You can watch on YouTube or on Jorgensen’s Facebook page.

Feminists for Liberty is not affiliated with the Libertarian Party (LP) or the Jorgensen campaign, p.s. But we’re always happy to see alternatives to the authoritarianism on display in different forms from both major parties. And Jorgensen seems smart, kind, and able to talk to people about libertarian ideas in a way that isn’t stuffy or insane.

Bonus points that Jorgensen happens to be a woman—the only national candidate in 2020 who is. In an election year that marks 100 years of the U.S. Constitution saying voting rights shouldn’t be contingent on sex, it’s nice to see at least one woman on the ballot for president, and especially so because she’s a candidate that carries on the historic feminist and libertarian tradition of respect for individual rights.

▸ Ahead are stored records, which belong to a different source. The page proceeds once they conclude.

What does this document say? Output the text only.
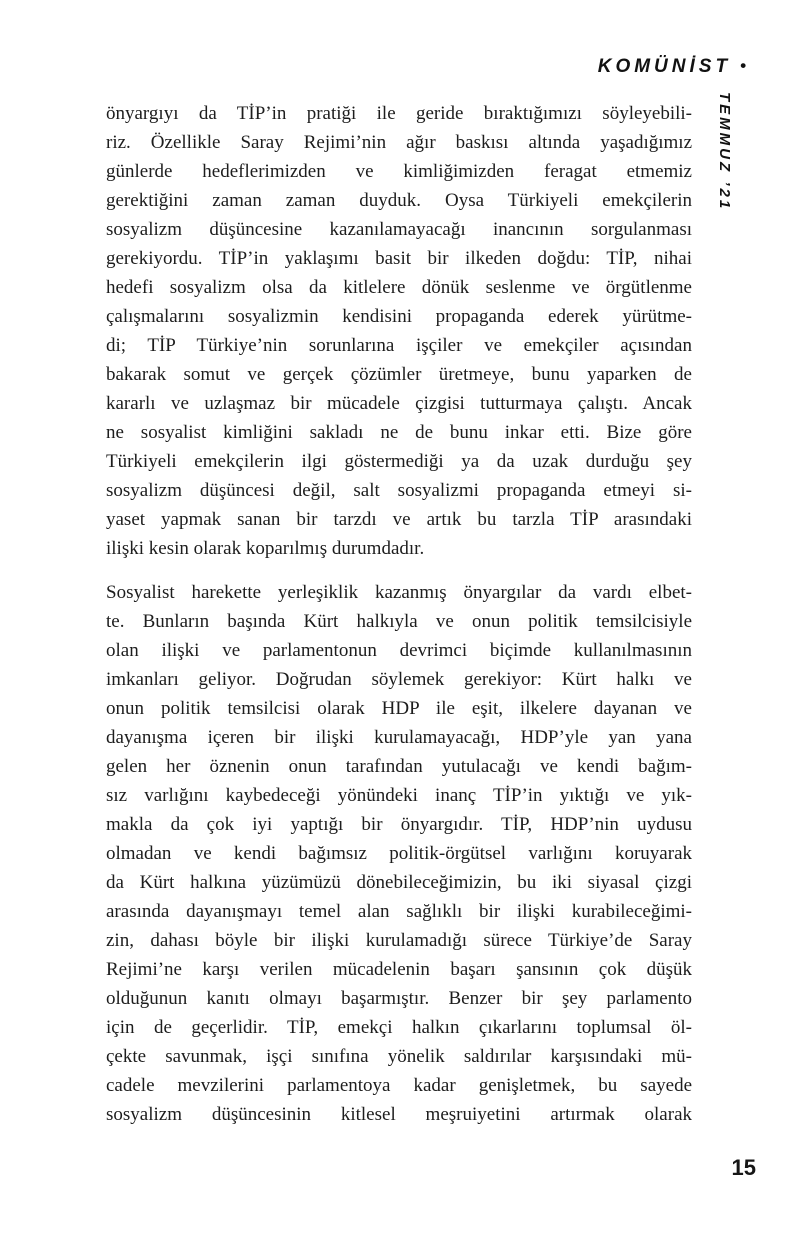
KOMÜNİST •
TEMMUZ ’21
önyargıyı da TİP’in pratiği ile geride bıraktığımızı söyleyebili-
riz. Özellikle Saray Rejimi’nin ağır baskısı altında yaşadığımız
günlerde hedeflerimizden ve kimliğimizden feragat etmemiz
gerektiğini zaman zaman duyduk. Oysa Türkiyeli emekçilerin
sosyalizm düşüncesine kazanılamayacağı inancının sorgulanması
gerekiyordu. TİP’in yaklaşımı basit bir ilkeden doğdu: TİP, nihai
hedefi sosyalizm olsa da kitlelere dönük seslenme ve örgütlenme
çalışmalarını sosyalizmin kendisini propaganda ederek yürütme-
di; TİP Türkiye’nin sorunlarına işçiler ve emekçiler açısından
bakarak somut ve gerçek çözümler üretmeye, bunu yaparken de
kararlı ve uzlaşmaz bir mücadele çizgisi tutturmaya çalıştı. Ancak
ne sosyalist kimliğini sakladı ne de bunu inkar etti. Bize göre
Türkiyeli emekçilerin ilgi göstermediği ya da uzak durduğu şey
sosyalizm düşüncesi değil, salt sosyalizmi propaganda etmeyi si-
yaset yapmak sanan bir tarzdı ve artık bu tarzla TİP arasındaki
ilişki kesin olarak koparılmış durumdadır.
Sosyalist harekette yerleşiklik kazanmış önyargılar da vardı elbet-
te. Bunların başında Kürt halkıyla ve onun politik temsilcisiyle
olan ilişki ve parlamentonun devrimci biçimde kullanılmasının
imkanları geliyor. Doğrudan söylemek gerekiyor: Kürt halkı ve
onun politik temsilcisi olarak HDP ile eşit, ilkelere dayanan ve
dayanışma içeren bir ilişki kurulamayacağı, HDP’yle yan yana
gelen her öznenin onun tarafından yutulacağı ve kendi bağım-
sız varlığını kaybedeceği yönündeki inanç TİP’in yıktığı ve yık-
makla da çok iyi yaptığı bir önyargıdır. TİP, HDP’nin uydusu
olmadan ve kendi bağımsız politik-örgütsel varlığını koruyarak
da Kürt halkına yüzümüzü dönebileceğimizin, bu iki siyasal çizgi
arasında dayanışmayı temel alan sağlıklı bir ilişki kurabileceğimi-
zin, dahası böyle bir ilişki kurulamadığı sürece Türkiye’de Saray
Rejimi’ne karşı verilen mücadelenin başarı şansının çok düşük
olduğunun kanıtı olmayı başarmıştır. Benzer bir şey parlamento
için de geçerlidir. TİP, emekçi halkın çıkarlarını toplumsal öl-
çekte savunmak, işçi sınıfına yönelik saldırılar karşısındaki mü-
cadele mevzilerini parlamentoya kadar genişletmek, bu sayede
sosyalizm düşüncesinin kitlesel meşruiyetini artırmak olarak
15
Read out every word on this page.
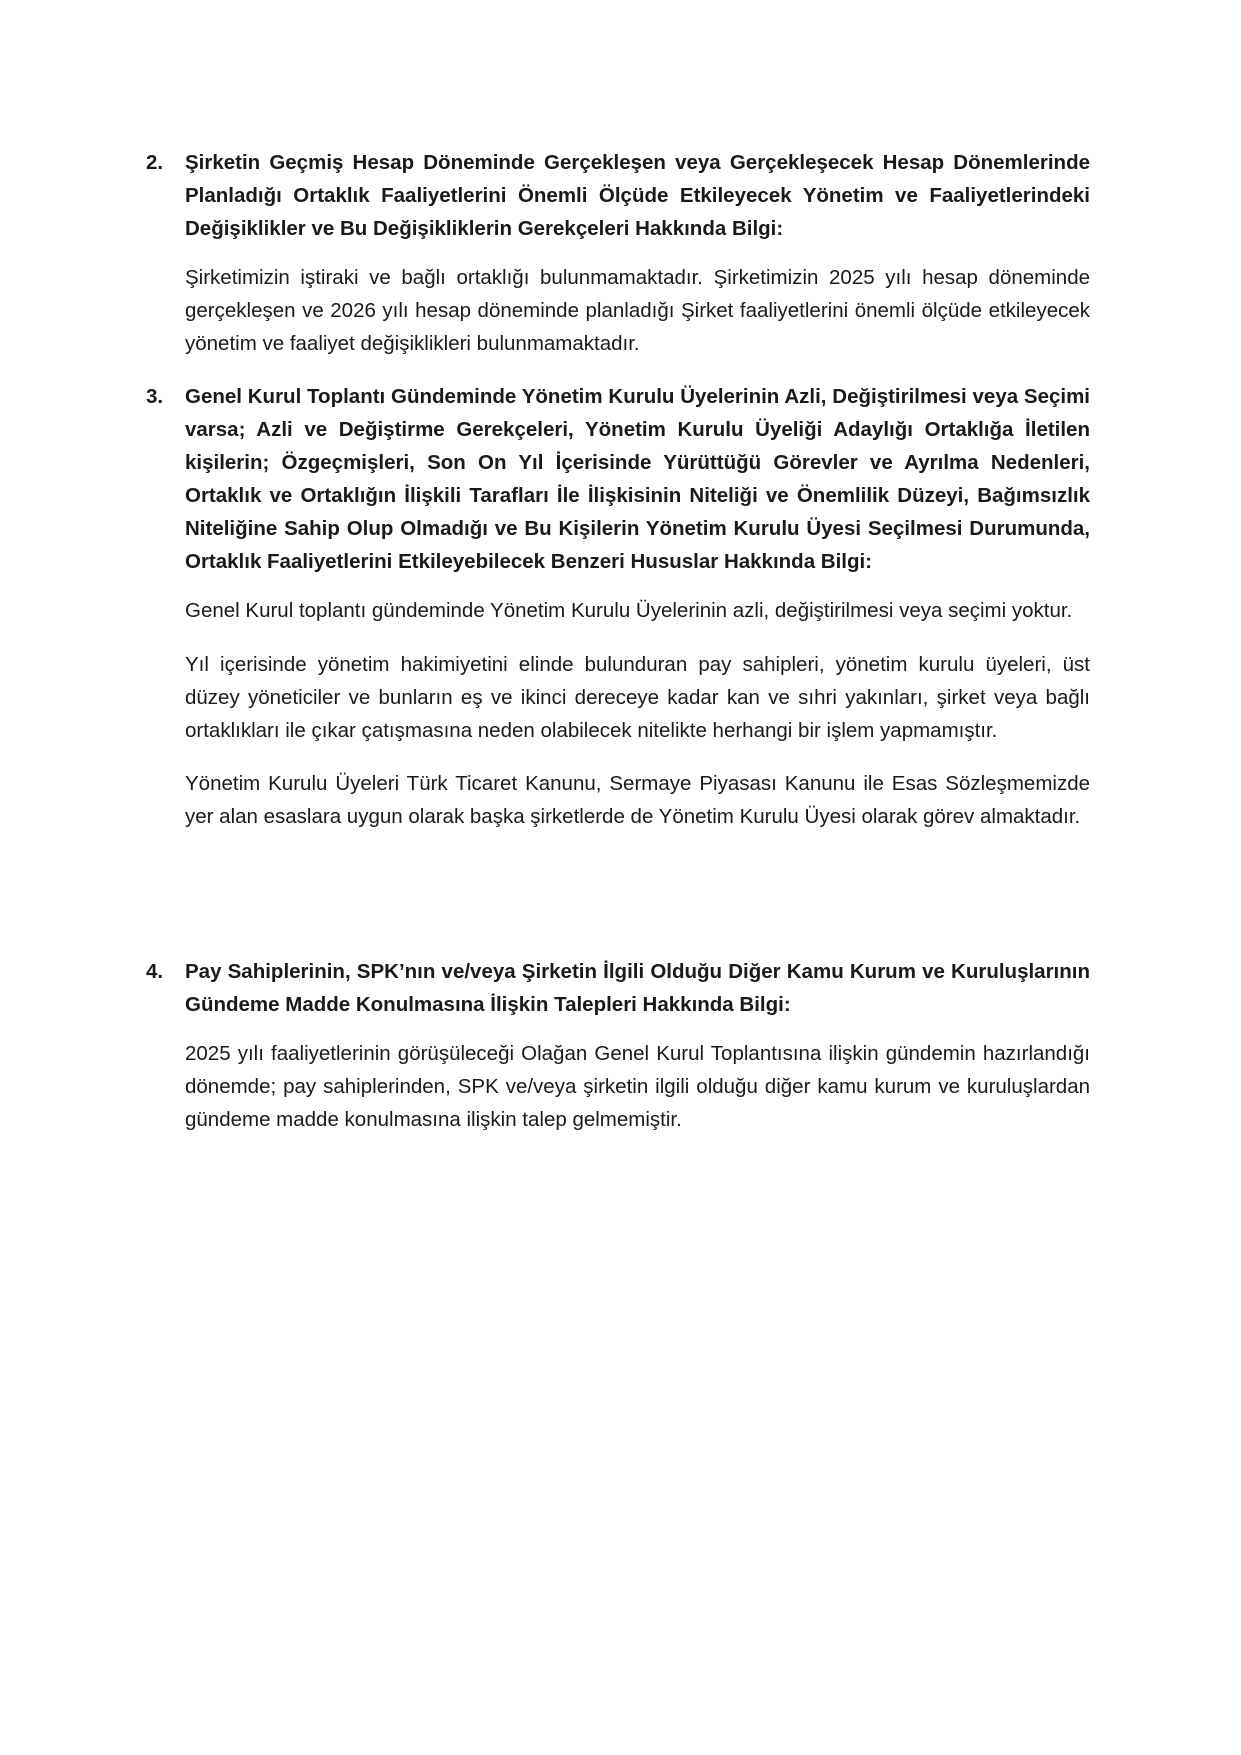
2.	Şirketin Geçmiş Hesap Döneminde Gerçekleşen veya Gerçekleşecek Hesap Dönemlerinde Planladığı Ortaklık Faaliyetlerini Önemli Ölçüde Etkileyecek Yönetim ve Faaliyetlerindeki Değişiklikler ve Bu Değişikliklerin Gerekçeleri Hakkında Bilgi:

Şirketimizin iştiraki ve bağlı ortaklığı bulunmamaktadır. Şirketimizin 2025 yılı hesap döneminde gerçekleşen ve 2026 yılı hesap döneminde planladığı Şirket faaliyetlerini önemli ölçüde etkileyecek yönetim ve faaliyet değişiklikleri bulunmamaktadır.

3.	Genel Kurul Toplantı Gündeminde Yönetim Kurulu Üyelerinin Azli, Değiştirilmesi veya Seçimi varsa; Azli ve Değiştirme Gerekçeleri, Yönetim Kurulu Üyeliği Adaylığı Ortaklığa İletilen kişilerin; Özgeçmişleri, Son On Yıl İçerisinde Yürüttüğü Görevler ve Ayrılma Nedenleri, Ortaklık ve Ortaklığın İlişkili Tarafları İle İlişkisinin Niteliği ve Önemlilik Düzeyi, Bağımsızlık Niteliğine Sahip Olup Olmadığı ve Bu Kişilerin Yönetim Kurulu Üyesi Seçilmesi Durumunda, Ortaklık Faaliyetlerini Etkileyebilecek Benzeri Hususlar Hakkında Bilgi:

Genel Kurul toplantı gündeminde Yönetim Kurulu Üyelerinin azli, değiştirilmesi veya seçimi yoktur.

Yıl içerisinde yönetim hakimiyetini elinde bulunduran pay sahipleri, yönetim kurulu üyeleri, üst düzey yöneticiler ve bunların eş ve ikinci dereceye kadar kan ve sıhri yakınları, şirket veya bağlı ortaklıkları ile çıkar çatışmasına neden olabilecek nitelikte herhangi bir işlem yapmamıştır.

Yönetim Kurulu Üyeleri Türk Ticaret Kanunu, Sermaye Piyasası Kanunu ile Esas Sözleşmemizde yer alan esaslara uygun olarak başka şirketlerde de Yönetim Kurulu Üyesi olarak görev almaktadır.

4.	Pay Sahiplerinin, SPK’nın ve/veya Şirketin İlgili Olduğu Diğer Kamu Kurum ve Kuruluşlarının Gündeme Madde Konulmasına İlişkin Talepleri Hakkında Bilgi:

2025 yılı faaliyetlerinin görüşüleceği Olağan Genel Kurul Toplantısına ilişkin gündemin hazırlandığı dönemde; pay sahiplerinden, SPK ve/veya şirketin ilgili olduğu diğer kamu kurum ve kuruluşlardan gündeme madde konulmasına ilişkin talep gelmemiştir.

For the Libertarian Party—founded in 1971—Jorgensen represents the first female presidential nominee for president in the party’s history.

The LP has, however, had several women as vice presidential nominees, —including Jorgensen, in 1996.

Before her, there was Tonie Nathan in 1972 and, in 1992, Nancy Lord.

Tonie Nathan became the first U.S. woman to get an electoral college vote, when a Virginia Republican elector—Little House on the Prairie co-producer Roger MacBride— broke with GOP instructions to vote for Richard Nixon and cast his nomination for the John Hospers/Tonie Nathan ticket instead. (MacBride himself would be the party’s presidential nominee in 1976).